Woodbridge Resident Creates Orchard & Shrub Garden

Woodbridge resident Dr. Chris Loscalzo loves birds. He loves birds so much that, while talking outdoors, he constantly interrupts himself to identify birds by song and by sight. His hobby is bird watching and for the Audubon Society’s Annual Christmas Bird Count, Dr. Loscalzo and other birders visit the Woodbridge Community Gardens to begin the local bird count. “I started to learn that certain native plants attract birds,” he said. His own yard is very shaded so when he wanted to create a native shrub garden to provide a year-round food source and comfortable habitat for birds he turned to the Woodbridge Community Gardens.

First Selectman Ellen Scalettar asked Dr. Loscalzo for a tour of the native shrub garden and the mini orchard that he has created for the local wildlife and residents to enjoy at the far edge of the Community Gardens. He has turned six 25 x 40 foot plots into a mecca for wildlife and wildlife lovers. He planted 60 shrubs of 10 varieties to create cover for birds. Most of the shrubs are fruit bearing, including blueberries, viburnum, chokeberry, elderberries and winterberry. The shrubs, which began as one-foot-tall plants, are now large, bushy and healthy.

For the first few years he spent many hours tending the garden – weeding, feeding and watering. After the shrub garden was stable, Dr.

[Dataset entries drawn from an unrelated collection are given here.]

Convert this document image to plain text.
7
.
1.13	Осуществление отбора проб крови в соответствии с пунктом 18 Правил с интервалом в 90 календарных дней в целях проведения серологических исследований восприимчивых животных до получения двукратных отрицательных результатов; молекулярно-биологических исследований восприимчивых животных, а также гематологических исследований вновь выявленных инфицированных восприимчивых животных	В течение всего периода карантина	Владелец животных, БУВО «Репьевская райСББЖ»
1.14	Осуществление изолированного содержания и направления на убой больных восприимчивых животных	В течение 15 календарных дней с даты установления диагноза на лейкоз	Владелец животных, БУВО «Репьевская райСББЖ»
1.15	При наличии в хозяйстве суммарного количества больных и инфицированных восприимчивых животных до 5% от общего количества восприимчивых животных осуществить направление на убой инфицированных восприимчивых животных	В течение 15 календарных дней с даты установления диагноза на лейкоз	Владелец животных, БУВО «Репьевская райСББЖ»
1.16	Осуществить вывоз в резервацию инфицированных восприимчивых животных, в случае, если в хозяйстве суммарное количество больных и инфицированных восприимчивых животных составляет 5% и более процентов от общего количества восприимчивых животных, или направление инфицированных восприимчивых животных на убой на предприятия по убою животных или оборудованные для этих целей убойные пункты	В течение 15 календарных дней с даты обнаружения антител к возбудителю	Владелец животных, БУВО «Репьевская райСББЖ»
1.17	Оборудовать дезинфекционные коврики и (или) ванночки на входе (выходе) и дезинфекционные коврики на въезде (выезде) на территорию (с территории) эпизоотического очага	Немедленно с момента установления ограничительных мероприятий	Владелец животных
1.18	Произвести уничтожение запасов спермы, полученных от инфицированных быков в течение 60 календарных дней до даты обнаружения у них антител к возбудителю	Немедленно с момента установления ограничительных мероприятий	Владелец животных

Loscalzo converted the contiguous three fallow plots into an orchard. “I don’t know why I decided to do this,” he joked to Scalettar. “It was far more work than I expected.”

If the native shrub garden is for the birds, the orchard is for the humans. His orchard includes 24 semi-dwarf trees – 16 apples and eight pears. There are benches in both areas to invite residents to enjoy the view and the bird song. The fruit trees were planted four years ago and are already tall enough that Dr. Loscalzo uses a ladder to reach the highest branches. He invites the public to enjoy the apples and the pears. “This is for people to enjoy,” he said. “The goal was for it to be self-perpetuating, but I can’t imagine how many hundreds of hours I’ve spent here, and I haven’t regretted a minute of it.”

“You’ve done so much for our community,” Scalettar told him while enjoying a freshly picked apple. “It’s lovely, and we thank you.”

Dr. Loscalzo is also a member of the Ad Hoc Committee on Best Outdoor Maintenance and Management Practices for Town-Owned Land recently created by Scalettar.